MMR director offshore, Tim Costelloe, is not able to comment on the specific details of the case as the investigation is ongoing, but said that “the importance of these closed areas in terms of their ecology and biodiversity is of the utmost priority to the Cook Islands, and we are disappointed that the actions of one of our vessels has undermined all the work we have done in the last 12 years to promote a model of effective, industry-led compliance, scientific research and sustainable fisheries in a globalised context”.
He added, “We have dispatched MMR compliance officers to board and inspect the vessel overseas and we are investigating this matter thoroughly using the full powers to operate internationally granted us under the Marine Resources Act”.
In the course of MMR’s investigation they have obtained a number of statements and, based on these statements, Costelloe believes that there may be a resolution, something the ministry says they are committed to reaching whenever possible in an open and transparent manner.

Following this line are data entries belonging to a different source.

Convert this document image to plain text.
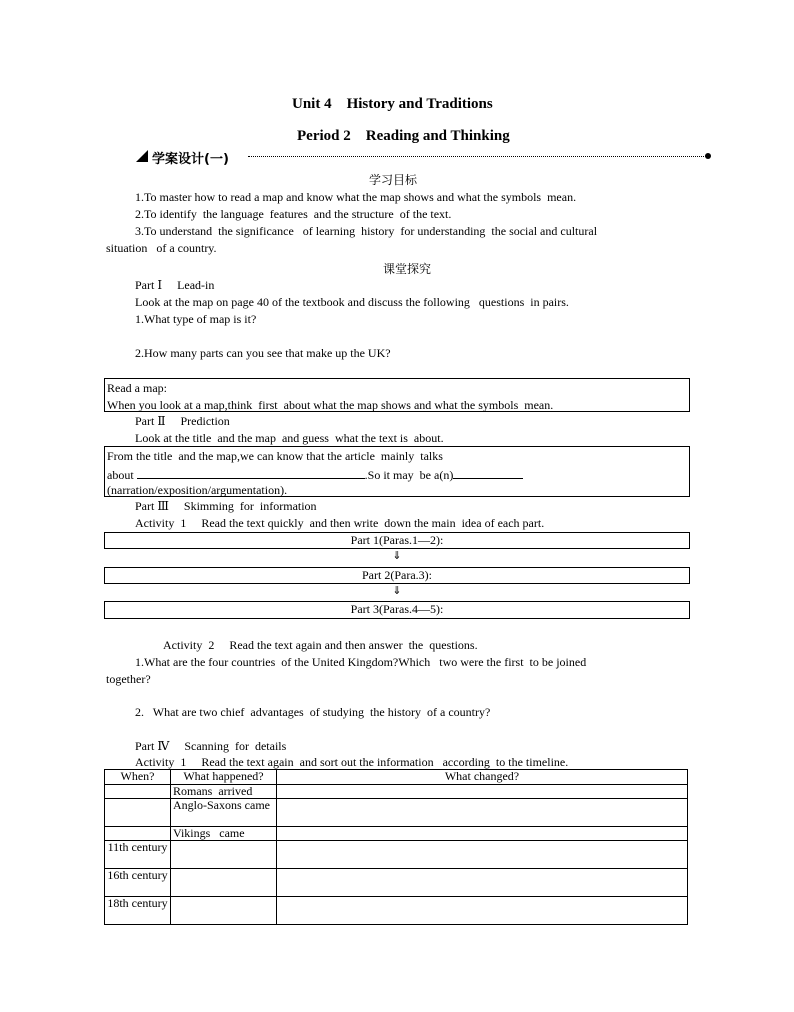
Unit 4    History and Traditions
Period 2    Reading and Thinking
学案设计(一)
学习目标
1.To master how to read a map and know what the map shows and what the symbols  mean.
2.To identify  the language  features  and the structure  of the text.
3.To understand  the significance   of learning  history  for understanding  the social and cultural
situation   of a country.
课堂探究
Part Ⅰ     Lead-in
Look at the map on page 40 of the textbook and discuss the following   questions  in pairs.
1.What type of map is it?
2.How many parts can you see that make up the UK?
Read a map:
When you look at a map,think  first  about what the map shows and what the symbols  mean.
Part Ⅱ     Prediction
Look at the title  and the map  and guess  what the text is  about.
From the title  and the map,we can know that the article  mainly  talks
about	.So it may  be a(n)
(narration/exposition/argumentation).
Part Ⅲ     Skimming  for  information
Activity  1     Read the text quickly  and then write  down the main  idea of each part.
Part 1(Paras.1—2):
⇓
Part 2(Para.3):
⇓
Part 3(Paras.4—5):
Activity  2     Read the text again and then answer  the  questions.
1.What are the four countries  of the United Kingdom?Which   two were the first  to be joined
together?
2.   What are two chief  advantages  of studying  the history  of a country?
Part Ⅳ     Scanning  for  details
Activity  1     Read the text again  and sort out the information   according  to the timeline.
When?	What happened?	What changed?
	Romans  arrived	
	Anglo-Saxons came	
	Vikings   came	
11th century		
16th century		
18th century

Since 2006, the Cook Islands has heavily promoted the closure of large areas in the Indian Ocean to protect vulnerable marine ecosystems from exploitation and damage by commercial fishing, and has actively championed protected areas with a total area larger than all of the existing closed areas in the Pacific.
These large ‘Benthic Protected Areas’ are closed to all Cook Islands, Australian, Japanese and Thai fishing vessels by mutual agreement between these nations.
The Cook Islands and Australia are now in the process of co-operating in a push to have these areas of protected seabed closed to fishing by all nations, to protect the unique ecological and world heritage values of the areas, as identified by industry scientists working on behalf of MMR in the Indian Ocean area.